Like most young fishermen, Brett would start his career working on deck, but by 2008, he had earned his captain's papers. His first trip as captain was manning the helm of the “Ivy Rose”, a 100-foot longliner owned by his father and uncles, destination, tail of the Grand Banks in search of swordfish.
Preferring to be the master of his own destiny, Brett would move to be captain of the “On A Mission”, owned by another fishermen from Sambro and would fish for halibut in the winter and swordfish & tuna in the summer. As one of the most aggressive young fishermen on the east coast, Brett was a constant producer in both fisheries.
He would return to the family operation in 2013 to take the helm of the “Emry & Boys” along with his younger brother Billy. Brett would continue to fish for swordfish and tuna in the summer and halibut in the winter, with the goal of owning his own operation.

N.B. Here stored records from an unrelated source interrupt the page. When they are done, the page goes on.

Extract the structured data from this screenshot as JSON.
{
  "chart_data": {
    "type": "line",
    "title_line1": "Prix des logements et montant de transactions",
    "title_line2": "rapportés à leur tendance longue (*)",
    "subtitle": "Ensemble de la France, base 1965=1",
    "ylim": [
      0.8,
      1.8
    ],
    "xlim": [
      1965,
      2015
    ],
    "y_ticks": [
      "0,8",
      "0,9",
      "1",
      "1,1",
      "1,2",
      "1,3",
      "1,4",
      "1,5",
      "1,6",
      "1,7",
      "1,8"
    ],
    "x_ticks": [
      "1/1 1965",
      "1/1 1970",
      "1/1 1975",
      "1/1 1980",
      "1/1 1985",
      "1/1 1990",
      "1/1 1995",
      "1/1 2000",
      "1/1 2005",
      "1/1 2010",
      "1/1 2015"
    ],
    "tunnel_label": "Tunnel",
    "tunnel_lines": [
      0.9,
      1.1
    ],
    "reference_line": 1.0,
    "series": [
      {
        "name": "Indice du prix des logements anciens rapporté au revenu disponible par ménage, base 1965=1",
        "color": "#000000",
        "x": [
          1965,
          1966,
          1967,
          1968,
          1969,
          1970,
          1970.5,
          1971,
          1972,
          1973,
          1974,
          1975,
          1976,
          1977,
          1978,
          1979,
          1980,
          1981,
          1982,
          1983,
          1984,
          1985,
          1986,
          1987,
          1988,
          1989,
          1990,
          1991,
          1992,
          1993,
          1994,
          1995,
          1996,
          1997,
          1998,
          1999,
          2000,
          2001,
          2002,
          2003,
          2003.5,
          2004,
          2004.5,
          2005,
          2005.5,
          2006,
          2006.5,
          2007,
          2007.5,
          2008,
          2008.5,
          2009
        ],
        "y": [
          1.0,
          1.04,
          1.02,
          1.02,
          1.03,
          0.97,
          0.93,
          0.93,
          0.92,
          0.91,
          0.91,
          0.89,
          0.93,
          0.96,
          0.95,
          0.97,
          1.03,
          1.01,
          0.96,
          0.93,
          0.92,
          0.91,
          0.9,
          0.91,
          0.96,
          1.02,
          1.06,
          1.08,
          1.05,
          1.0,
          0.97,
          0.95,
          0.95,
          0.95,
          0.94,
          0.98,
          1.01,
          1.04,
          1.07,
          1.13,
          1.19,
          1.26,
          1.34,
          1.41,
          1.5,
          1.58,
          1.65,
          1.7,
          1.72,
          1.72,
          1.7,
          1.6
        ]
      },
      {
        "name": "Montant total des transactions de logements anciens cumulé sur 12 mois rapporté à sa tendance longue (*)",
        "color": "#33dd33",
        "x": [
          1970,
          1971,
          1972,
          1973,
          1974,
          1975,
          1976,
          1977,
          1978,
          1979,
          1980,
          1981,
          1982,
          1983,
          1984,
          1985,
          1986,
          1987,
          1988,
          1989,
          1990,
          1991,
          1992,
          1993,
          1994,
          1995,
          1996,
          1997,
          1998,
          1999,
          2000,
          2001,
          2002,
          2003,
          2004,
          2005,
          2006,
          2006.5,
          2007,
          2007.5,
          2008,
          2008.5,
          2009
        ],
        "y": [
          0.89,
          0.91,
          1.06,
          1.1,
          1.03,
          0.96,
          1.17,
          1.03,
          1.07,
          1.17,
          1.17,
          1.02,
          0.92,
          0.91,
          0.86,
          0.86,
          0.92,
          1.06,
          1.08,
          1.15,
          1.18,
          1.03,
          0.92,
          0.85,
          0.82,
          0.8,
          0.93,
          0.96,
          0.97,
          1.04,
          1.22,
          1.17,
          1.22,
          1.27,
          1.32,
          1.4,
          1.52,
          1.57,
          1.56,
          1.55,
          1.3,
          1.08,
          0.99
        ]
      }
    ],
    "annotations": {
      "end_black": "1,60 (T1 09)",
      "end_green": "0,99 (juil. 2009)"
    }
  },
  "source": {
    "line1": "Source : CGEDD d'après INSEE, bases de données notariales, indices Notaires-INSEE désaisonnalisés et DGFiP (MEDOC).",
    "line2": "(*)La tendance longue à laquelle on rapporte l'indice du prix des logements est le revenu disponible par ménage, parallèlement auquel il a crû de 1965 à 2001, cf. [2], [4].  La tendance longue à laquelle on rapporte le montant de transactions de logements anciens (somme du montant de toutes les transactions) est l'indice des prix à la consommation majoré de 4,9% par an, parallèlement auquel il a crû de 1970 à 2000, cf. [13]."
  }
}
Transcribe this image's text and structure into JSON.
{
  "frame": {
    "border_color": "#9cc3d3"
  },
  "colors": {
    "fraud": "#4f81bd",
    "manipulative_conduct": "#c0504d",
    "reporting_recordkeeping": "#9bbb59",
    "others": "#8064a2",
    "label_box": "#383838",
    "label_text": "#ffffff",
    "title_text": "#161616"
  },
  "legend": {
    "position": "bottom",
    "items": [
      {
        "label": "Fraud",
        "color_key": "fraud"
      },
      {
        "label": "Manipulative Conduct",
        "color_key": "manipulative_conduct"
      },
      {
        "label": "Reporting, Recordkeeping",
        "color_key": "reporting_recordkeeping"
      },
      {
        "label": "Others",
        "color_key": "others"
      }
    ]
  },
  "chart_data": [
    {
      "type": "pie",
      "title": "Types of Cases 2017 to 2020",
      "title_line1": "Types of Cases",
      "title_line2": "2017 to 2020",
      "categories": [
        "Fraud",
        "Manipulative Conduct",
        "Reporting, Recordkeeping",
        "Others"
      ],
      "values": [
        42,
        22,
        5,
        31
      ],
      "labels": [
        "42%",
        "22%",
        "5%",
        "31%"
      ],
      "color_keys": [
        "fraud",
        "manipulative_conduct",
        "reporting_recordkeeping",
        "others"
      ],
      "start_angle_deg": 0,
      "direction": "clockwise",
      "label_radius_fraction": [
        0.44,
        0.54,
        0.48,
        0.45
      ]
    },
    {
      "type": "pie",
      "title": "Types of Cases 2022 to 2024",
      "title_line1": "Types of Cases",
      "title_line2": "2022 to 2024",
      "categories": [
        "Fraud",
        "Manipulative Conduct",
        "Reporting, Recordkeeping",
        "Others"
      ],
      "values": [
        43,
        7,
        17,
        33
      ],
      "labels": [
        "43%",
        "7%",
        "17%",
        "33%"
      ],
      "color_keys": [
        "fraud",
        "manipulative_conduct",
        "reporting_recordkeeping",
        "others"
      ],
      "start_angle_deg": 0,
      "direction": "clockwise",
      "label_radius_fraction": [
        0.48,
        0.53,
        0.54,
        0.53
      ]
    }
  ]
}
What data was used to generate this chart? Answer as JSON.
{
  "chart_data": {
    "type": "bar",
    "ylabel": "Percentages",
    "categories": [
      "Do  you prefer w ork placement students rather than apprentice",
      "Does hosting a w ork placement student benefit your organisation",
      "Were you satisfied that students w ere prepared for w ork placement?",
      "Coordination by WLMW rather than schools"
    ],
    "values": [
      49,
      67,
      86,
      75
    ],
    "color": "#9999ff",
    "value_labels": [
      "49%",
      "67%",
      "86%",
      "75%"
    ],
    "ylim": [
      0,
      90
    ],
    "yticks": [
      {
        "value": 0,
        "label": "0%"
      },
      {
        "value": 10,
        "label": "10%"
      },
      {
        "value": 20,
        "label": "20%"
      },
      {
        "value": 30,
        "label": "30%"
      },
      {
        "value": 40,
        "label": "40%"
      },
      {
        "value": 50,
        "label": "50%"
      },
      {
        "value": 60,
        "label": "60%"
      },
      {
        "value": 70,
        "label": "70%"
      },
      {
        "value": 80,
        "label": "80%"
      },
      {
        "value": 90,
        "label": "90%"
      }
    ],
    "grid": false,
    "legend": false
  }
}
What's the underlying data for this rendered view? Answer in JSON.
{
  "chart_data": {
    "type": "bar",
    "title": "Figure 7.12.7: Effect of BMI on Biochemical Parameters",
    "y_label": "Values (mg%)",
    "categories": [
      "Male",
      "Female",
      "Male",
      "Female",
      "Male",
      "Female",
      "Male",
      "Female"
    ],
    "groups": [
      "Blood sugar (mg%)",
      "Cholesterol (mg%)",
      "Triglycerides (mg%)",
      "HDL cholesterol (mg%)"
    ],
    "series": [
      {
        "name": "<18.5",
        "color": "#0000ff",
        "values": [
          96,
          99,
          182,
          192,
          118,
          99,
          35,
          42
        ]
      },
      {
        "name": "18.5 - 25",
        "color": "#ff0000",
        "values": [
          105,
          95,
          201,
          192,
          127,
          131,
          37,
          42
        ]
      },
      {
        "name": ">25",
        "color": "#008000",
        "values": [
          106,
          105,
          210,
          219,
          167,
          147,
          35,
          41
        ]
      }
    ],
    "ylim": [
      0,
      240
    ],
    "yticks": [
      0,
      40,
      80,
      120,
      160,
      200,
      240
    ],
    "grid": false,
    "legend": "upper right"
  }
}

With his earnings, he would invest in his own swordfish license and in 2016 purchased the “Megan & Cole”, a forty-foot lobster boat, along with a lobster license and a groundfish license. With an enterprise of his own, he fished lobster from late November to June, swordfish and tuna from June until November along with some in-shore halibut trips through the winter and spring.
With an eye towards his offshore roots, Brett has acquired the fifty-foot vessel “On A Mission” that he fished earlier in his career, allowing him to extend his range and make longer trips for swordfish and halibut while continuing to fish lobster in the winter.
Brett has brought to your plate halibut, swordfish and yellowfin tuna, as some of you might remember from the vessel names on your deliveries, and I would like to wish him all the success he deserves with his latest vessel.